NeuroD1 gene therapy in the liver regenerated islets and improved hyperglycemia in STZ diabetic mice, but this is only a result in an experimental diabetes model. For application in human diabetes, methods to suppress TNF-α expression in these abnormal cells need to be found.

The Mystery of Indelible Memory

Further research revealed abnormal cells producing proinsulin and TNF-α in various organs. These bone marrow-derived cells showed abnormalities in Kupffer cells and stellate cells of the liver, ICC of Cajal in the intestines, microglia in the brain, osteoclasts in bones, adipocytes, tissue macrophages, and endothelial cells in the kidneys.

Investigation revealed that these abnormal cells originate from CD106-positive cells within short-term hematopoietic stem cells. The abnormality in these stem cells causes dysfunction in organs throughout the body. Normally, these cells regenerate damaged tissue, but their function is impaired by diabetes.

We call this phenomenon “Diabetes Stem Cells,” believing that these cells remain in the body as an “indelible memory” of diabetes, exacerbating the disease.
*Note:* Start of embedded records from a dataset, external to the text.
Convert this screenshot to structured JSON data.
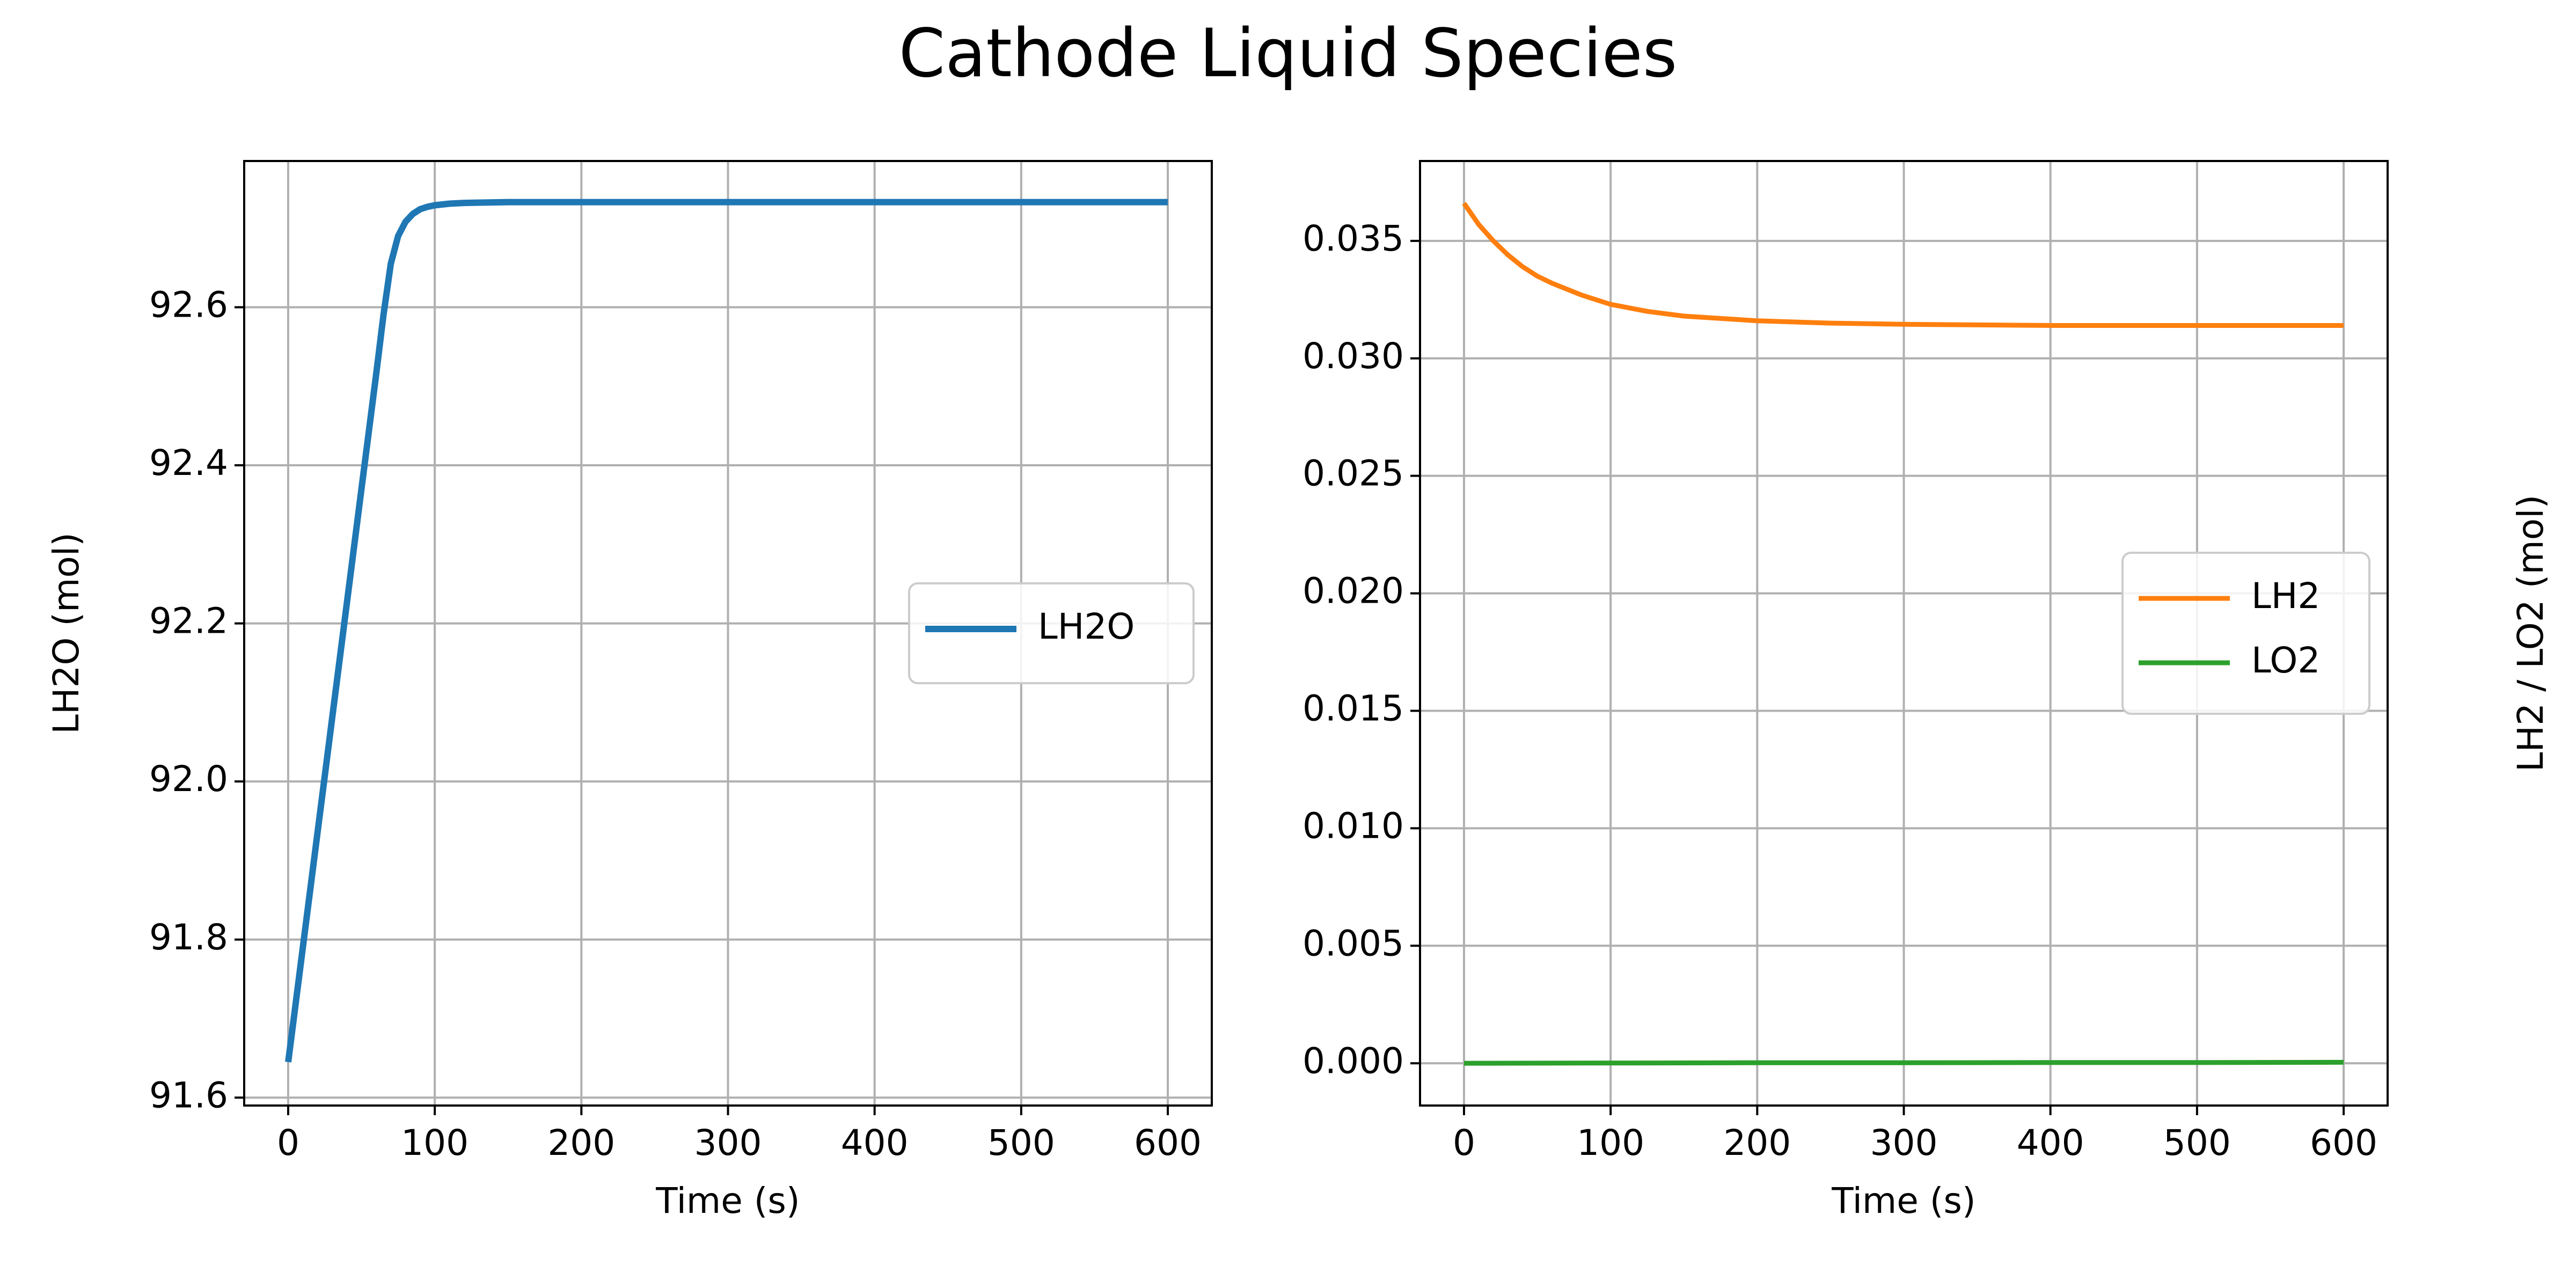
{
  "figure": {
    "title": "Cathode Liquid Species"
  },
  "chart_data": [
    {
      "type": "line",
      "xlabel": "Time (s)",
      "ylabel": "LH2O (mol)",
      "xlim": [
        -30,
        630
      ],
      "ylim": [
        91.59,
        92.785
      ],
      "xticks": [
        0,
        100,
        200,
        300,
        400,
        500,
        600
      ],
      "yticks": [
        91.6,
        91.8,
        92.0,
        92.2,
        92.4,
        92.6
      ],
      "ytick_labels": [
        "91.6",
        "91.8",
        "92.0",
        "92.2",
        "92.4",
        "92.6"
      ],
      "grid": true,
      "legend": "center-right",
      "series": [
        {
          "name": "LH2O",
          "color": "#1f77b4",
          "x": [
            0,
            10,
            20,
            30,
            40,
            50,
            60,
            65,
            70,
            75,
            80,
            85,
            90,
            95,
            100,
            110,
            120,
            150,
            200,
            300,
            400,
            500,
            600
          ],
          "y": [
            91.645,
            91.79,
            91.935,
            92.08,
            92.225,
            92.37,
            92.515,
            92.59,
            92.655,
            92.69,
            92.708,
            92.718,
            92.724,
            92.727,
            92.729,
            92.731,
            92.732,
            92.733,
            92.733,
            92.733,
            92.733,
            92.733,
            92.733
          ]
        }
      ]
    },
    {
      "type": "line",
      "xlabel": "Time (s)",
      "ylabel": "LH2 / LO2 (mol)",
      "xlim": [
        -30,
        630
      ],
      "ylim": [
        -0.0018,
        0.0384
      ],
      "xticks": [
        0,
        100,
        200,
        300,
        400,
        500,
        600
      ],
      "yticks": [
        0.0,
        0.005,
        0.01,
        0.015,
        0.02,
        0.025,
        0.03,
        0.035
      ],
      "ytick_labels": [
        "0.000",
        "0.005",
        "0.010",
        "0.015",
        "0.020",
        "0.025",
        "0.030",
        "0.035"
      ],
      "grid": true,
      "legend": "center-right",
      "series": [
        {
          "name": "LH2",
          "color": "#ff7f0e",
          "x": [
            0,
            10,
            20,
            30,
            40,
            50,
            60,
            80,
            100,
            125,
            150,
            200,
            250,
            300,
            400,
            500,
            600
          ],
          "y": [
            0.0366,
            0.0357,
            0.035,
            0.0344,
            0.0339,
            0.0335,
            0.0332,
            0.0327,
            0.0323,
            0.032,
            0.0318,
            0.0316,
            0.0315,
            0.03145,
            0.0314,
            0.0314,
            0.0314
          ]
        },
        {
          "name": "LO2",
          "color": "#2ca02c",
          "x": [
            0,
            100,
            200,
            300,
            400,
            500,
            600
          ],
          "y": [
            0.0,
            1e-05,
            2e-05,
            2e-05,
            3e-05,
            3e-05,
            4e-05
          ]
        }
      ]
    }
  ]
}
Due to the abnormalities in stem cells, every instance of hyperglycemia increases the abnormal stem cells, leading to vascular damage and organ dysfunction.
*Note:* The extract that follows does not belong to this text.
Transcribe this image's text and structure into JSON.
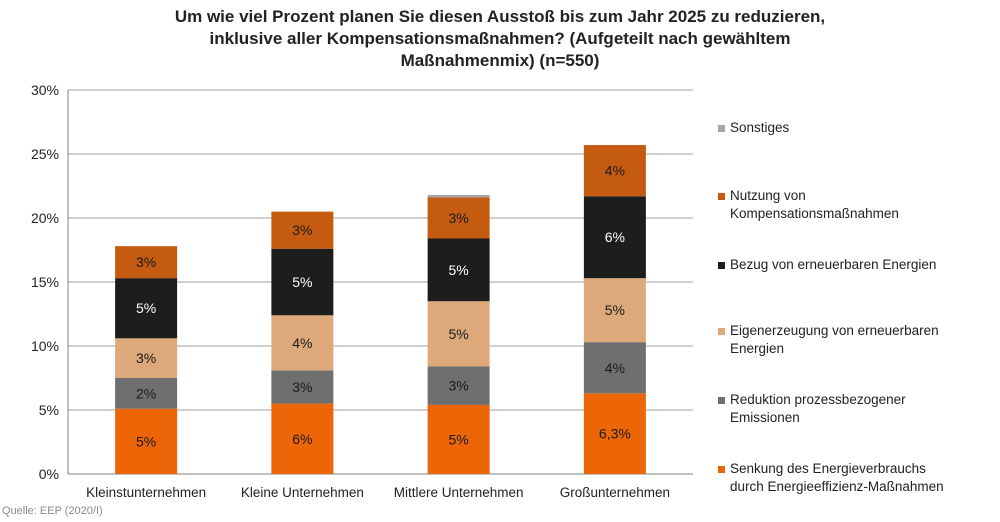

Our bodies have three homeostasis maintenance systems: the nervous system, the immune system, and the endocrine system. We believe there is a fourth homeostasis system, the regenerative system, centered on long-term hematopoietic stem cells. Diabetes impairs this regenerative system, making it an “incurable disease.”

In an experimental model of diabetic neuropathy, removing the hyperglycemic trigger and eliminating pathogenic CD106-positive hematopoietic stem cells resulted in healing. This research indicates that eliminating “Diabetes Stem Cells” is key to diabetes treatment.